CURWOOD: Well, let’s talk about some of the characters you met along the way in your trek here. So let’s start with Chris Grandston. He’s the Vermonter who owns this winery near Middlebury College and he has a pretty practical outlook on farming, I guess. Tell me a bit about your time with him.
MCKIBBEN: Well, he’s a classic example of people who are trying to figure out how to make it farming. It’s almost impossible to make it farming growing commodity food. You’ve got to look for other things. What’s he’s hit on in recent times is wine grapes, hard to grow in Vermont, but he went on a web site called LittleFatWino.com….
CURWOOD: (laughter) Okay.
MCKIBBEN: …and found somebody who had these sort of northern varietals and he’s making a go of it and he’s not a romantic about it. You know, I remember talking with him one day and he was saying ‘look, you know, how am I going to control the weeds under these vines?’ Well, I just talked with one guy who’s trying to do it organically, the weeds got a little out of control and now he’s taking out pigweed with a chainsaw.
CURWOOD: Oh, my.
MCKIBBEN: So what I do is once a year with a backpack sprayer, I put a little bit of Roundup up and down the rows.
CURWOOD: Montesanto’s?
MCKIBBEN: Montesanto’s a big evil company as he put it, but one of the things that’s emerging here is a whole cadre of growers who call themselves ecological or sustainable farmers who don’t promise never ever to use pesticides, but say that ‘we’re your neighbors. We will use these things incredibly sparingly if we have to and that allows them to grow food on a scale and for a price that can begin to offer them some hope of survival.’
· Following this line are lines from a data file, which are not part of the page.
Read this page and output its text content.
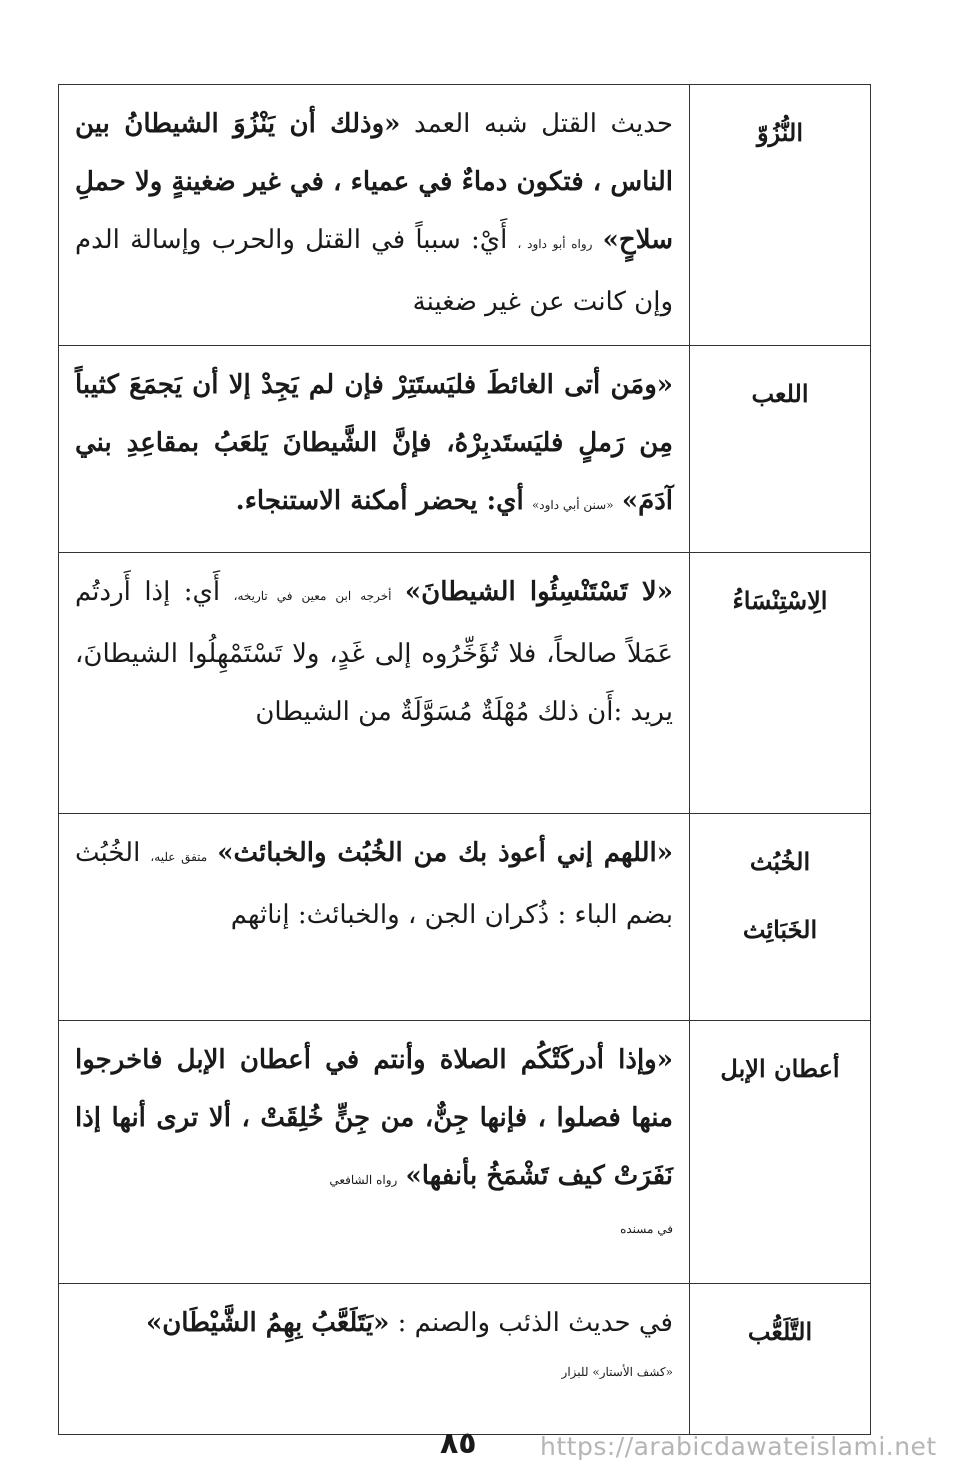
النُّزُوّ	حديث القتل شبه العمد «وذلك أن يَنْزُوَ الشيطانُ بين الناس ، فتكون دماءٌ في عمياء ، في غير ضغينةٍ ولا حملِ سلاحٍ» رواه أبو داود ، أَيْ: سبباً في القتل والحرب وإسالة الدم وإن كانت عن غير ضغينة

اللعب	«ومَن أتى الغائطَ فليَستَتِرْ فإن لم يَجِدْ إلا أن يَجمَعَ كثيباً مِن رَملٍ فليَستَدبِرْهُ، فإنَّ الشَّيطانَ يَلعَبُ بمقاعِدِ بني آدَمَ» «سنن أبي داود» أي: يحضر أمكنة الاستنجاء.

الِاسْتِنْسَاءُ	«لا تَسْتَنْسِئُوا الشيطانَ» أخرجه ابن معين في تاريخه، أَي: إذا أَردتُم عَمَلاً صالحاً، فلا تُؤَخِّرُوه إلى غَدٍ، ولا تَسْتَمْهِلُوا الشيطانَ، يريد :أَن ذلك مُهْلَةٌ مُسَوَّلَةٌ من الشيطان

الخُبُث
الخَبَائِث	«اللهم إني أعوذ بك من الخُبُث والخبائث» متفق عليه، الخُبُث بضم الباء : ذُكران الجن ، والخبائث: إناثهم

أعطان الإبل	«وإذا أدركَتْكُم الصلاة وأنتم في أعطان الإبل فاخرجوا منها فصلوا ، فإنها جِنٌّ، من جِنٍّ خُلِقَتْ ، ألا ترى أنها إذا نَفَرَتْ كيف تَشْمَخُ بأنفها» رواه الشافعي
في مسنده

التَّلَعُّب	في حديث الذئب والصنم : «يَتَلَعَّبُ بِهِمُ الشَّيْطَان»
«كشف الأستار» للبزار
٨٥	https://arabicdawateislami.net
CURWOOD: Now, toward the end of your journey you meet with Don Armstrong who’s lived in the Adirondacks all of his life. How different was his lifestyle as compared with those on the Vermont side of the trail?
MCKIBBEN: Well, Don is an old friend of mine in the town where I’ve lived most of my adult life in the Adirondacks. And he’d grown up working in the woods in some of the old lumber camps and then working in the mines, which were the two great economic engines of the Adirondacks before tourism. And so his life was very different from the pastoral life of Vermont, so his set of skills and things was more western, but his sense of community was very, very strong in a New England way.
I remember once we were changing the storm windows on the church in town and though he was advanced in years, took me up through this sort of set of jerry-rigged ladders and things to see the steeple of the church. And he showed me the place where he had carved his name 60 years before along with the initials of his then girlfriend, now wife Velda and it really gave me the powerful sense of what it meant to be rooted in a particular place. I read a poll the other day that showed that three quarters of Americans didn’t know their next-door neighbor. Well, there’s not anyone who lives in Indian Lake or Chomsburg or Tupper Lake or those places who don’t know their next-door neighbors because you wouldn’t get through the winter if you didn’t. There’s still some real dependency on each other and that’s an awfully good thing I think.
CURWOOD: Bill McKibben is author of “Wandering Home–A Long Walk Across America’s Most Hopeful Landscape.” Bill, thanks.
MCKIBBEN: Thank you Steve. What a pleasure.
[SOUND OF WATER FLOWING]
CURWOOD: We leave you this week in Bill McKibben’s backyard. Andrea Lockwood recorded the cascading waters found at the Gorge at Blue Ledge, high in the Adirondack Mountains as part of her work called: A Sound Map of the Hudson River.